Consistency Rule

Written by RWC Capital Funding
Updated 4 weeks ago

Definition:
The consistency rule states that no single day or individual trade can account for more than 30% of the profits that will later be withdrawn.
Its purpose is to ensure that profits come from consistent and sustainable performance, rather than one oversized trade being responsible for most of the gains.

Explanation:

  • It is applied to the total withdrawal amount requested.

  • If a trader wants to withdraw, for example, $1,000 in profits, no single day or trade can exceed $300 (30%).

  • This ensures that profits have been generated through steady trading performance, and not from a single high-risk position.

  • The rule promotes a professional trading style, similar to what is required by institutional investment firms.

Example 1 (rule respected):

  • Initial balance: $10,000

  • Total profit: $1,000

  • Withdrawal request: $1,000

  • The trader had 5 trading days:

    • Day 1: +$150

    • Day 2: +$200

    • Day 3: +$250

    • Day 4: +$200

    • Day 5: +$200

👉 No single day exceeds 30% of the total ($300), so the consistency rule is respected and the withdrawal is approved.

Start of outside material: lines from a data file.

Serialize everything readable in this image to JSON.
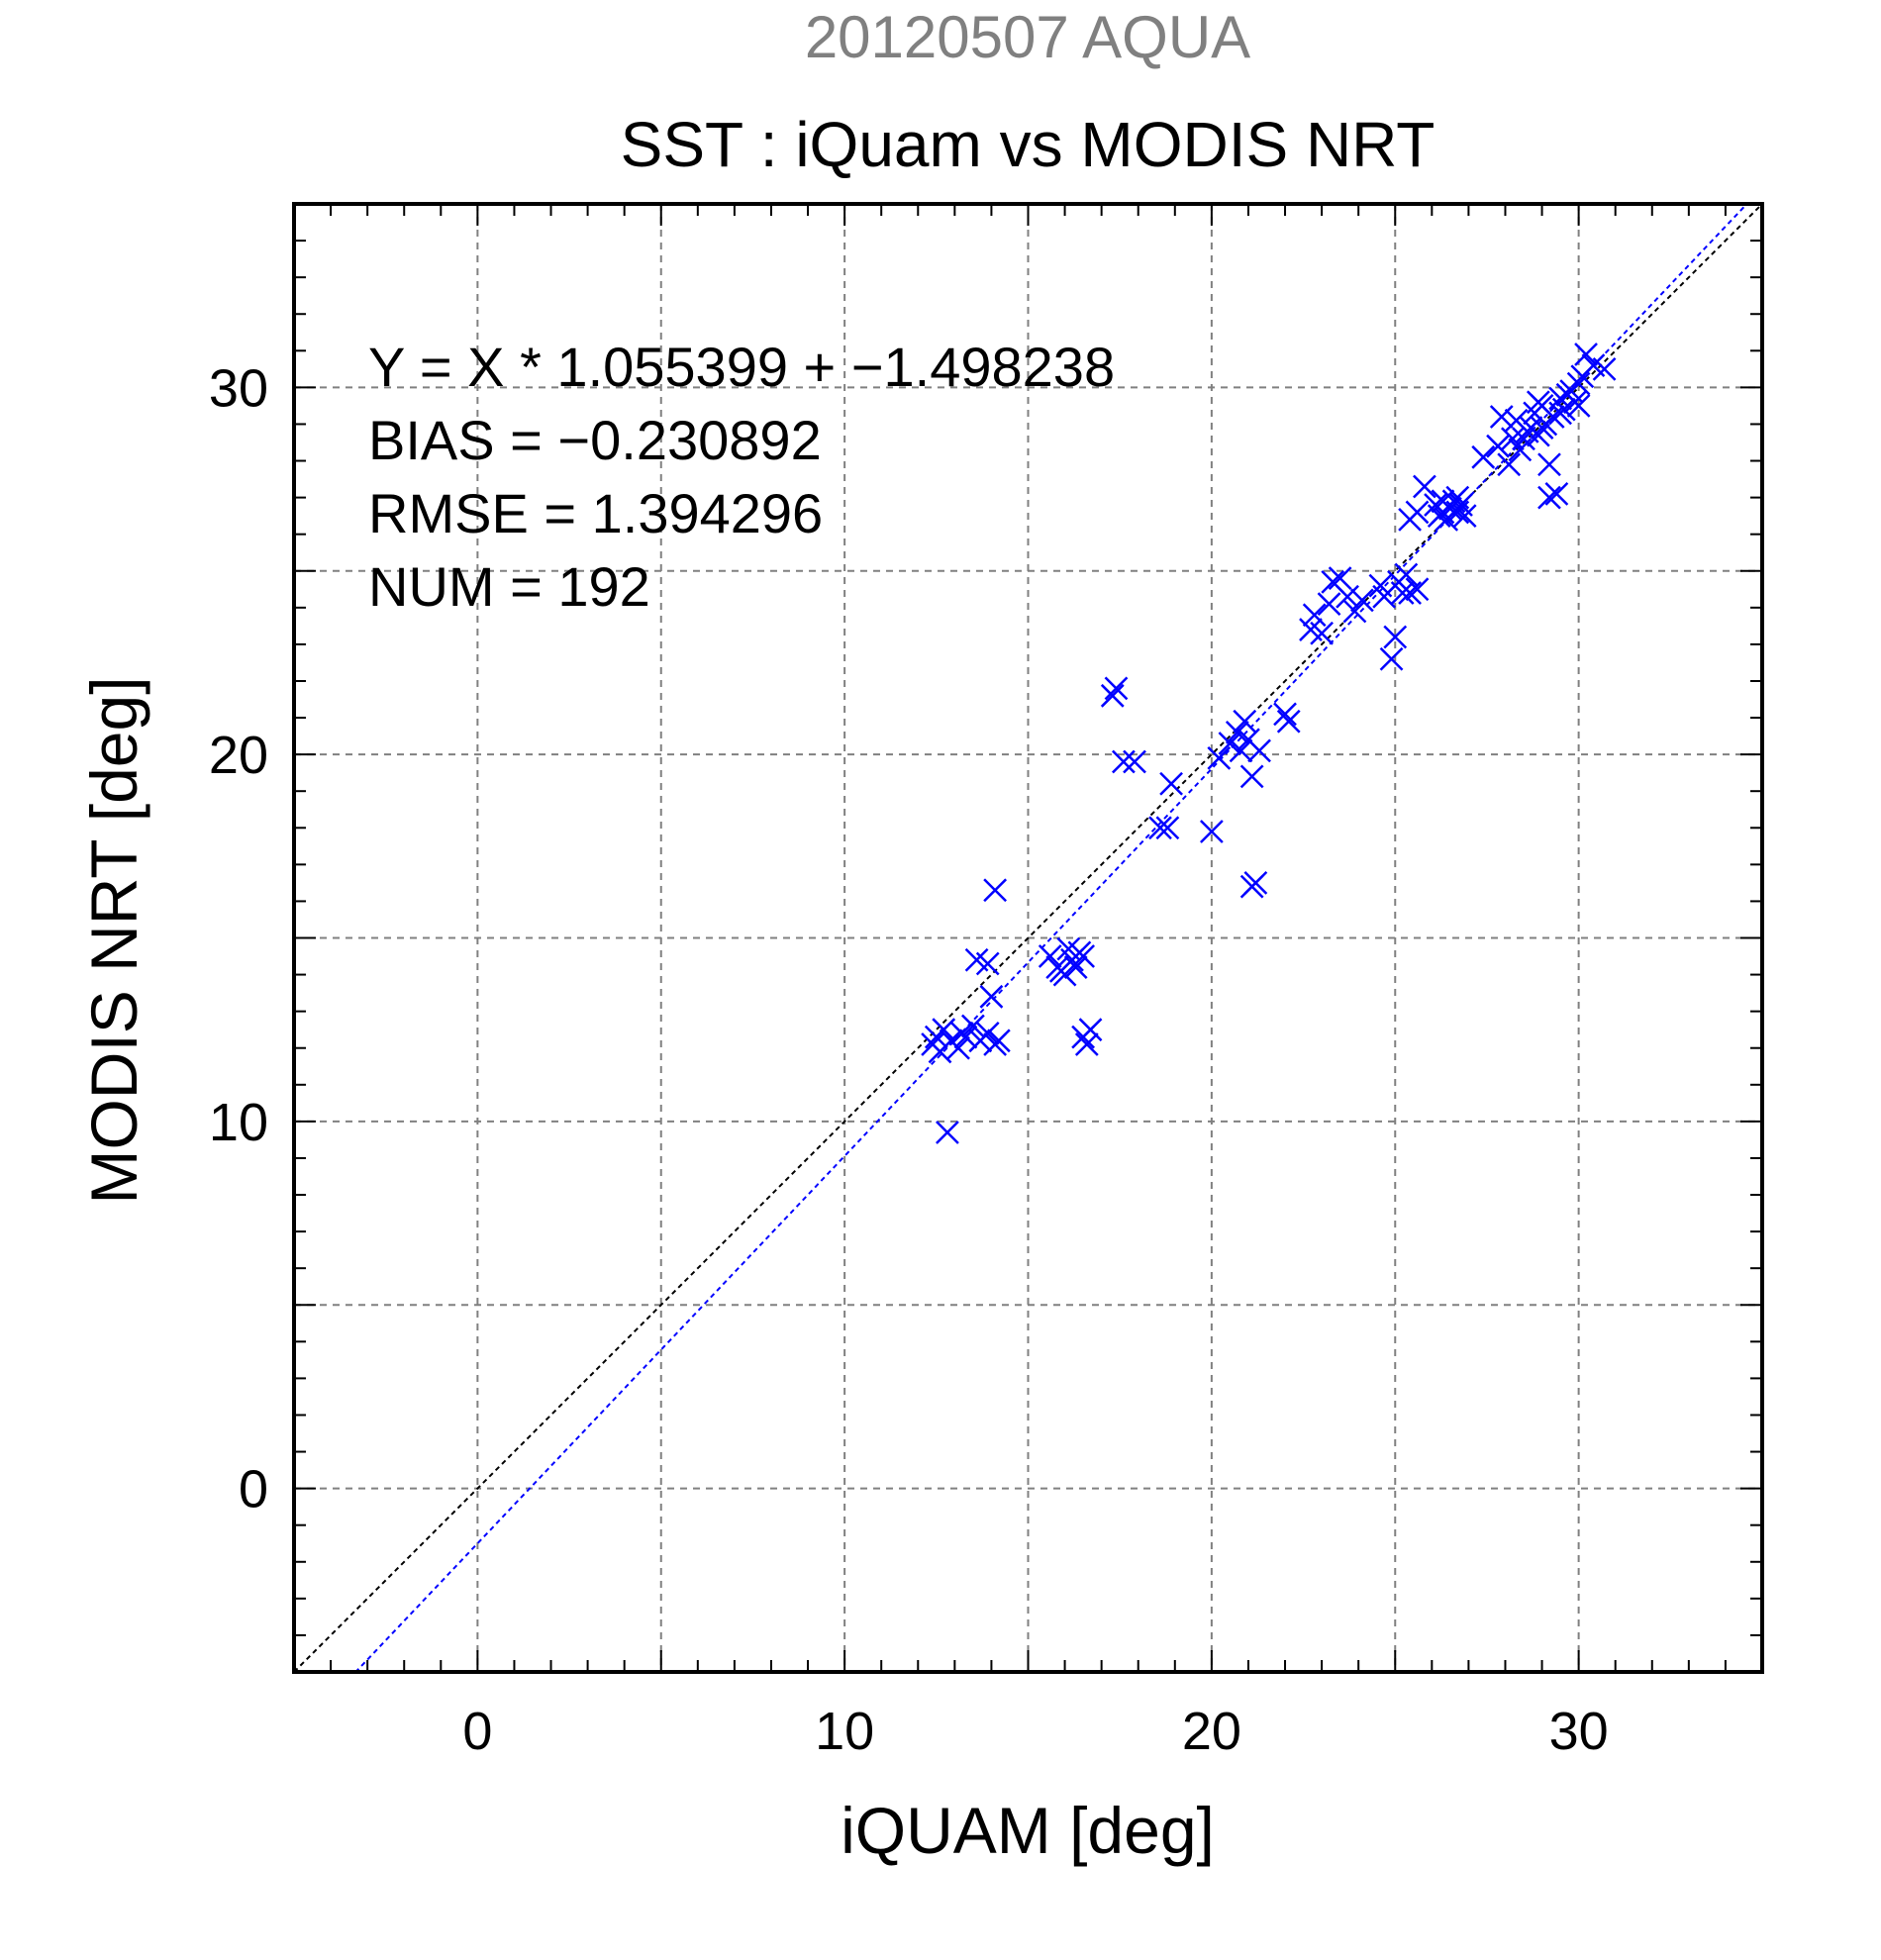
{
  "chart_data": {
    "type": "scatter",
    "title": "SST : iQuam vs MODIS NRT",
    "subtitle": "20120507 AQUA",
    "xlabel": "iQUAM [deg]",
    "ylabel": "MODIS NRT [deg]",
    "xlim": [
      -5,
      35
    ],
    "ylim": [
      -5,
      35
    ],
    "xticks": [
      0,
      10,
      20,
      30
    ],
    "yticks": [
      0,
      10,
      20,
      30
    ],
    "grid": true,
    "colors": {
      "points": "#0000ff",
      "fit_line": "#0000ff",
      "identity_line": "#000000",
      "subtitle": "#808080"
    },
    "fit": {
      "slope": 1.055399,
      "intercept": -1.498238
    },
    "stats": [
      "Y = X * 1.055399 + −1.498238",
      "BIAS = −0.230892",
      "RMSE = 1.394296",
      "NUM = 192"
    ],
    "points": [
      [
        12.4,
        12.1
      ],
      [
        12.6,
        11.9
      ],
      [
        12.7,
        12.5
      ],
      [
        12.9,
        12.2
      ],
      [
        13.1,
        12.0
      ],
      [
        12.8,
        9.7
      ],
      [
        13.3,
        12.3
      ],
      [
        13.5,
        12.6
      ],
      [
        13.7,
        12.2
      ],
      [
        13.9,
        12.4
      ],
      [
        14.1,
        12.1
      ],
      [
        13.6,
        14.4
      ],
      [
        14.0,
        13.4
      ],
      [
        14.1,
        16.3
      ],
      [
        13.9,
        14.3
      ],
      [
        13.2,
        12.4
      ],
      [
        12.5,
        12.3
      ],
      [
        14.2,
        12.2
      ],
      [
        15.6,
        14.5
      ],
      [
        15.8,
        14.2
      ],
      [
        16.0,
        14.0
      ],
      [
        16.2,
        14.4
      ],
      [
        16.4,
        14.6
      ],
      [
        16.1,
        14.7
      ],
      [
        15.9,
        14.1
      ],
      [
        16.3,
        14.2
      ],
      [
        16.5,
        14.5
      ],
      [
        16.5,
        12.3
      ],
      [
        16.6,
        12.1
      ],
      [
        16.7,
        12.5
      ],
      [
        17.3,
        21.6
      ],
      [
        17.4,
        21.8
      ],
      [
        17.6,
        19.8
      ],
      [
        17.9,
        19.8
      ],
      [
        18.6,
        18.0
      ],
      [
        18.8,
        18.0
      ],
      [
        18.9,
        19.2
      ],
      [
        20.0,
        17.9
      ],
      [
        20.2,
        19.9
      ],
      [
        20.5,
        20.3
      ],
      [
        20.7,
        20.6
      ],
      [
        20.8,
        20.1
      ],
      [
        20.9,
        20.9
      ],
      [
        21.0,
        20.4
      ],
      [
        21.1,
        19.4
      ],
      [
        21.1,
        16.4
      ],
      [
        21.2,
        16.5
      ],
      [
        21.3,
        20.1
      ],
      [
        22.0,
        21.1
      ],
      [
        22.1,
        20.9
      ],
      [
        22.7,
        23.4
      ],
      [
        22.8,
        23.8
      ],
      [
        23.0,
        23.3
      ],
      [
        23.2,
        24.1
      ],
      [
        23.3,
        24.7
      ],
      [
        23.5,
        24.8
      ],
      [
        23.7,
        24.3
      ],
      [
        23.9,
        23.9
      ],
      [
        24.1,
        24.2
      ],
      [
        24.6,
        24.6
      ],
      [
        24.7,
        24.3
      ],
      [
        24.9,
        22.6
      ],
      [
        25.0,
        23.2
      ],
      [
        25.1,
        24.7
      ],
      [
        25.2,
        24.4
      ],
      [
        25.3,
        24.9
      ],
      [
        25.4,
        24.4
      ],
      [
        25.6,
        24.5
      ],
      [
        25.4,
        26.4
      ],
      [
        25.6,
        26.6
      ],
      [
        25.8,
        27.3
      ],
      [
        26.1,
        26.8
      ],
      [
        26.2,
        26.5
      ],
      [
        26.3,
        26.9
      ],
      [
        26.4,
        26.4
      ],
      [
        26.5,
        26.7
      ],
      [
        26.6,
        26.9
      ],
      [
        26.7,
        26.6
      ],
      [
        26.8,
        26.8
      ],
      [
        26.9,
        26.5
      ],
      [
        26.7,
        27.0
      ],
      [
        27.4,
        28.1
      ],
      [
        27.8,
        28.4
      ],
      [
        27.9,
        29.2
      ],
      [
        28.1,
        27.9
      ],
      [
        28.2,
        28.6
      ],
      [
        28.3,
        29.1
      ],
      [
        28.4,
        28.3
      ],
      [
        28.6,
        28.8
      ],
      [
        28.7,
        28.9
      ],
      [
        28.8,
        29.3
      ],
      [
        28.9,
        28.7
      ],
      [
        29.0,
        29.5
      ],
      [
        29.1,
        29.0
      ],
      [
        29.2,
        27.9
      ],
      [
        29.2,
        27.0
      ],
      [
        29.4,
        27.1
      ],
      [
        29.5,
        29.7
      ],
      [
        29.6,
        29.4
      ],
      [
        29.8,
        29.9
      ],
      [
        29.9,
        29.6
      ],
      [
        30.0,
        29.5
      ],
      [
        30.1,
        30.3
      ],
      [
        30.2,
        30.9
      ],
      [
        30.4,
        30.6
      ],
      [
        30.7,
        30.5
      ],
      [
        29.3,
        29.2
      ],
      [
        29.7,
        29.8
      ],
      [
        28.5,
        28.6
      ],
      [
        29.0,
        28.9
      ],
      [
        30.0,
        30.1
      ],
      [
        28.9,
        29.6
      ],
      [
        29.5,
        29.3
      ],
      [
        26.3,
        26.6
      ]
    ]
  }
}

Example 2 (rule violated):

  • Initial balance: $10,000

  • Total profit: $1,000

  • Withdrawal request: $1,000

  • The trader had 3 trading days:

    • Day 1: +$700

    • Day 2: +$200

    • Day 3: +$100

👉 In this case, Day 1 represents 70% of the total profits, which breaks the consistency rule (maximum allowed: 30%). The withdrawal will not be approved.

In summary:

  • The consistency rule is 30%.

  • No day or trade may represent more than 30% of the total withdrawal amount.

  • It ensures traders maintain a disciplined, consistent, and professional performance, reducing the risk of depending on a single oversized trade.